Car, quand je ne travaille pas, je suis dehors à crapahuter.

 

Voilà peut-être une des raisons de mon départ : bousculer ma routine en allant à la rencontre de l’inconnu ! Il y en a d’autres, bien sûr, certaines déjà disséminées, çà et , sur le blog. D’autres, beaucoup plus personnelles, que je vous livre aujourd’hui. Si à l’origine de mon projet, mon expatriation devait être temporaire, son caractère plus définitif s’amorce doucement. Mon retour express en France pour les fêtes de fin d’année n’a fait que confirmer mon envie de m’installer durablement au Yukon. Cela m’a fait réaliser que c’était désormais ma maison. Ne vous méprenez pas… j’ai passé des vacances exceptionnelles, entourée de mes proches, des moments uniques de retrouvailles et de bonheur, avec la sensation que rien n’avait changé, comme si l’on venait juste de se séparer et que tout reprenait là où on s’était quitté… Étrange, et en même temps, tellement réconfortant et rassurant… de savoir que la famille et les amis seront toujours là, qu’importe mes choix de vie, souvent difficiles à suivre et à comprendre.

Haeckel Tower Road
©Guillaume Lossouarn

Parce que oui, quand je suis partie en septembre 2016, j’avais tout pour être « heureuse ». Un joli petit chez moi, un nouveau métier que j’avais choisi après une première reconversion professionnelle, et un entourage formidable. Pourtant, je sentais bien, qu’au fond de moi, quelque chose n’allait pas et que cela commençait à me ronger de l’intérieur, faisant ressortir mon côté sombre… J’avais donc tout pour l’être, mais je ne l’étais pas, heureuse. Alors, j’ai fui ce confort préétabli pour une chasse au bonheur, une quête peut-être éternelle… Car, après tout, c’est quoi le bonheur ? Ça veut dire quoi, être heureux ? Comment le sait-on ? Pendant une période de ma vie où je n’allais pas bien, disons-le clairement même, où j’étais en dépression, j’ai consulté une psy.

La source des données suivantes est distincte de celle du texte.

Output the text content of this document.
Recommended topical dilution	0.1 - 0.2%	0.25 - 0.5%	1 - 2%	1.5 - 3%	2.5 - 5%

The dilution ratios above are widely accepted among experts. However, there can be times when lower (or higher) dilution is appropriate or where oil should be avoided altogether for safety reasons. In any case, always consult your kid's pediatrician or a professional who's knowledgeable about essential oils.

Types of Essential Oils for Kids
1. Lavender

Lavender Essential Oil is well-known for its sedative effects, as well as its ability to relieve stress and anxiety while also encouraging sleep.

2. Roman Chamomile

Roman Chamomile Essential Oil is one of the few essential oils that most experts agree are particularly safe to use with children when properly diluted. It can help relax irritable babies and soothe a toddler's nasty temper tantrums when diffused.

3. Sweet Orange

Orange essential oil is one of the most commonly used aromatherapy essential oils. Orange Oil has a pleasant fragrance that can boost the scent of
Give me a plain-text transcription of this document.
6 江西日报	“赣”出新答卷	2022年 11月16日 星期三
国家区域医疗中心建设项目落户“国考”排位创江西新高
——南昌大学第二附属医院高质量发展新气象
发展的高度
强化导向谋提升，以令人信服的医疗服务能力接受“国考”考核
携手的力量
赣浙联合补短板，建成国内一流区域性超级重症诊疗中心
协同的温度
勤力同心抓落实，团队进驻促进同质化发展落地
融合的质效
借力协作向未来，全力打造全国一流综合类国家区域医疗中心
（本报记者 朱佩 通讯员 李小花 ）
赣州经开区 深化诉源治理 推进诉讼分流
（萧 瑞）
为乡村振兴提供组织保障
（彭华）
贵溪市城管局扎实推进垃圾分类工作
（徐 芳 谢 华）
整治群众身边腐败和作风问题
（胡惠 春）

Certains en parlent magnifiquement bien ; d’autres, comme moi, beaucoup plus gauchement… Passé le sentiment de honte d’avouer cette maladie, je me sentais coupable de ne pas aller bien devant toutes les misères qui existent sur notre Planète. Certains appellent cette maladie le fléau des temps modernes : nous, pauvres « riches », n’avons pas de « réels » problèmes, alors nous nous en créons… Bref, je culpabilisais d’être comme ça, et surtout, de faire souffrir mes proches. Le cercle vicieux, l’engrenage du mal-être, s’accélérait… Un jour, ma psy m’a dit : « Il faut que vous arrêtiez de chercher la perfection ». C’est vrai que j’avais tendance à être perfectionniste dans ce que j’entreprenais, mais était-ce véritablement ce que je faisais à chaque instant de mon existence ? Était-ce pour cela que j’avais l’impression de ne pas être heureuse et de n’arriver à rien ? D’avoir le sentiment de subir chaque jour qui passe, d’être en équilibre sur un fil… Tomberais-je ? Ne tomberais-je pas ?

Lily's road_Kusawa ridge
©Kelly Tabuteau

Bien avant le Canada, j’avais fini par trouver ce qui me retenait sur ce fil : le mushing ! Un quotidien simple, en communion avec la nature et les chiens, une vie parfois considérée comme solitaire, et à juste titre, difficile. Mais une vie qui me plaisait, qui me faisait vibrer, me faisait me sentir libre et surtout vivante. Grâce à Mush & Rando, j’ai pu la vivre quelques mois en France, me permettant ainsi de commencer à remonter la pente et à faire de nouveaux projets, pour enfin vivre une vie qui correspondait à ce que je désirais vraiment au plus profond de moi. J’avais somme toute l’impression que mon avenir se dessinait calmement devant moi… Et voilà que je reçois mon invitation pour le PVT Canada… Obstacle ou opportunité ? En tout cas, de quoi me replonger dans de longues réflexions et de profondes remises en question. Vais-je sérieusement le faire, vais-je réellement franchir le pas de partir à près de 10.000 kilomètres de mes racines ? Dans un territoire dont je ne parle la langue qu’approximativement et où je ne connais absolument personne ? Je savais ce que j’abandonnerais, mais je ne savais pas ce que je trouverais… C’était un risque à prendre… Quitte ou double !

Mush&Rando
©Kelly Tabuteau

J’avais changé de travail, j’étais devenue mon propre patron me permettant de travailler assez pour vivre et profiter de ma passion, les week-ends et, parfois même, pendant quelques semaines. Pourtant, je me rendais compte que ce n’était toujours pas la solution pour moi. Peu à peu, je réalisais que ma vie en banlieue parisienne, enfermée dans une salle de sport, n’était pas assez… Assez quoi, me demanderez-vous ? Je ne sais pas… J’avais l’impression de sombrer dans un puits sans fin, avec aucune corde à laquelle me rattraper. Heureusement qu’il y avait mes escapades dans le Vercors, mais ce n’était pas suffisant. Je cherchais quelque chose de plus, quelque chose de différent. Retrouver, de façon plus permanente, une immersion dans la nature, loin de l’agitation urbaine, où randonner et me perdre dans l’immensité des montagnes étaient accessibles en bas de chez moi. Je n’étais pas à ma place ici, et il fallait que je trouve l’endroit qui me ferait me sentir chez moi. J’avais alors décidé que le PVT serait une opportunité plutôt qu’un obstacle !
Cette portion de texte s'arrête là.